Foi mais ou menos o que aconteceu com a assistente de importação Danielle da Silva Quadros, de 27 anos. Casada há três anos, ela diz que imaginava a vida a dois diferente. Achava que iria viajar e sair mais com o marido. Mas, depois do casamento, a predileção do parceiro pelo sofá cresceu. “Ele sempre foi mais caseiro do que eu, mas antes me acompanhava. Agora sou eu que fico em casa com ele.” Danielle diz que, quando era solteira, sua rotina se resumia a trabalhar, ir para a academia de ginástica e sair todas as noites para se divertir. Como as tarefas domésticas eram divididas com a amiga com quem morava, não se sentia sobrecarregada. Agora é ela quem faz tudo. “Ele até ajuda, mas é lento. Então acabo fazendo sozinha, pois não aguento esperar”, afirma. Essa falta de paciência implica, segundo ela, jornada de trabalho diária adicional de pelo menos três horas. Ela inclui cozinhar, lavar roupa e cuidar dos quatro cachorros.

A pesquisa mostra que, assim como Danielle, a maioria das brasileiras que dizem “sim” concorda em assumir mais de 80% das tarefas domésticas.
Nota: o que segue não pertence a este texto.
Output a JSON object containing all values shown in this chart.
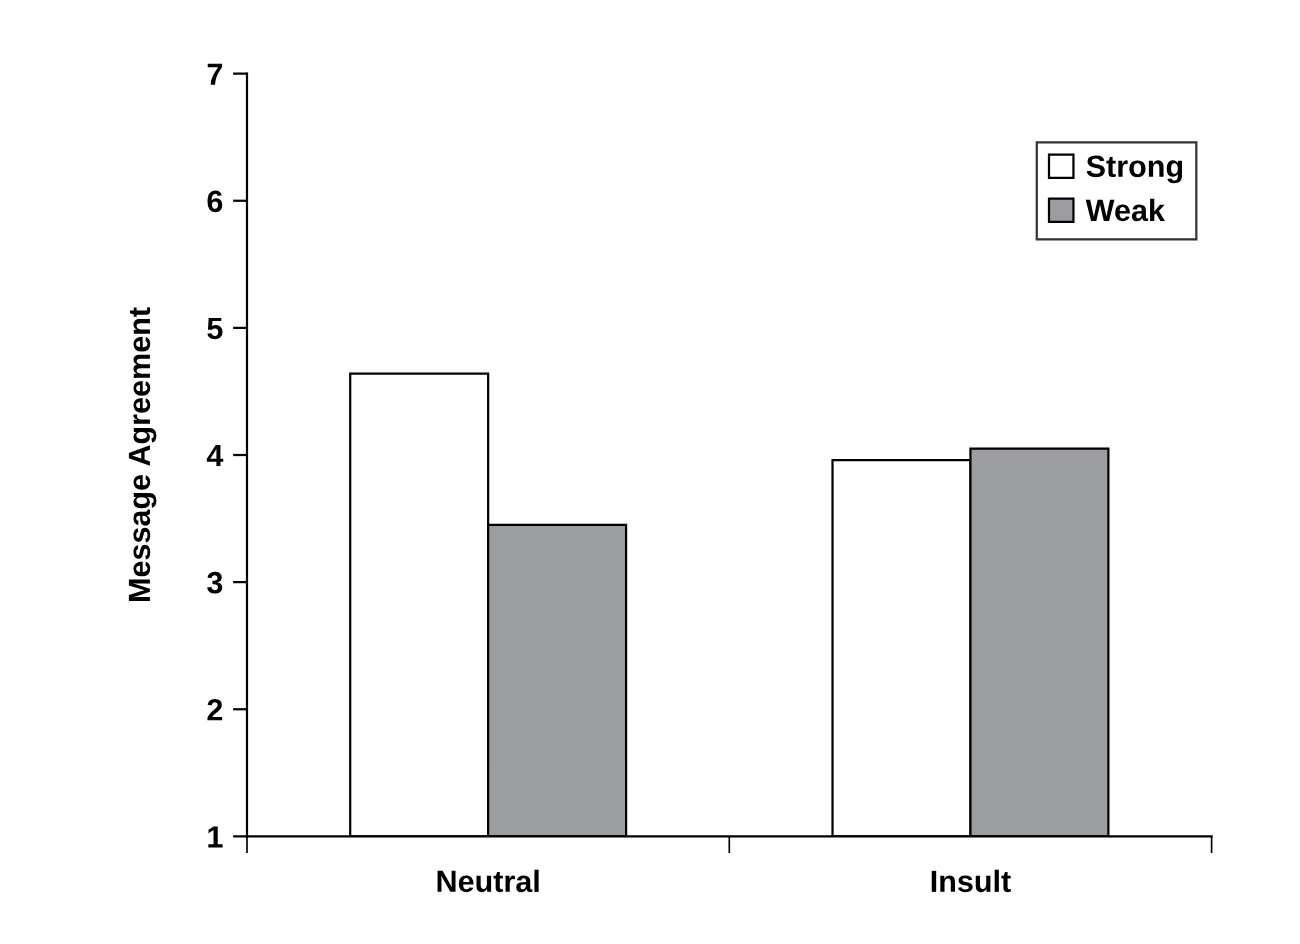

Elas são as responsáveis por cuidar dos animais, preparar as refeições, limpar a casa e lavar a roupa. O marido assume as responsabilidades pela manutenção do carro e da casa: consertar chuveiro e trocar lâmpadas, por exemplo. A responsabilidade de pagar as contas, jogar o lixo e ir ao mercado é dividida. Quando nascem os filhos, o peso sobre eles fica inteiramente com a mãe. São elas que levam as crianças à escola, às atividades extraclasse e à consulta médica. Também ajudam no dever de casa, preparam as refeições, organizam a festa de aniversário. A psicóloga Lídia Weber, da Universidade Federal do Paraná, afirma que nem sempre o homem é o culpado por essa divisão injusta. Ela cita estudos que mostram que, sobretudo em relação à maternidade, é a mulher que faz questão de centralizar toda a responsabilidade. Acha que só ela sabe cuidar dos filhos. “Nessa questão, continuam iguais à mãe e às avós. Mas estas não tinham de trabalhar fora”, diz Lídia.

Apenas 28% das mulheres pesquisadas disseram praticar sexo casual
Há outra diferença notável em relação às antigas gerações. Apesar de 81% delas acreditarem na união eterna e esperar por ela, boa parte das entrevistadas (46%) revela-se conformada com a alternativa: se o casamento acabasse, ficariam tristes, mas seguiriam a vida, graças à independência financeira que 98% das solteiras pretendem manter após o casamento. Essa é a principal responsável por outra singularidade dessa geração de mulheres: a valorização e a exigência da fidelidade masculina. Noventa e sete por cento das solteiras não aceitam nada menos. “Hoje elas têm condição de exigir, pois não precisam mais do dinheiro do marido para viver. Elas casam por valores subjetivos”, diz a socióloga Silvia Bandeira, da Universidade de Brasília. Entre esses valores estão companheirismo, possibilidade de formar uma família e equilíbrio entre a vida pessoal e a profissional. São aspirações legítimas que as mulheres de 20 anos têm tempo suficiente – e espaço social – para conquistar.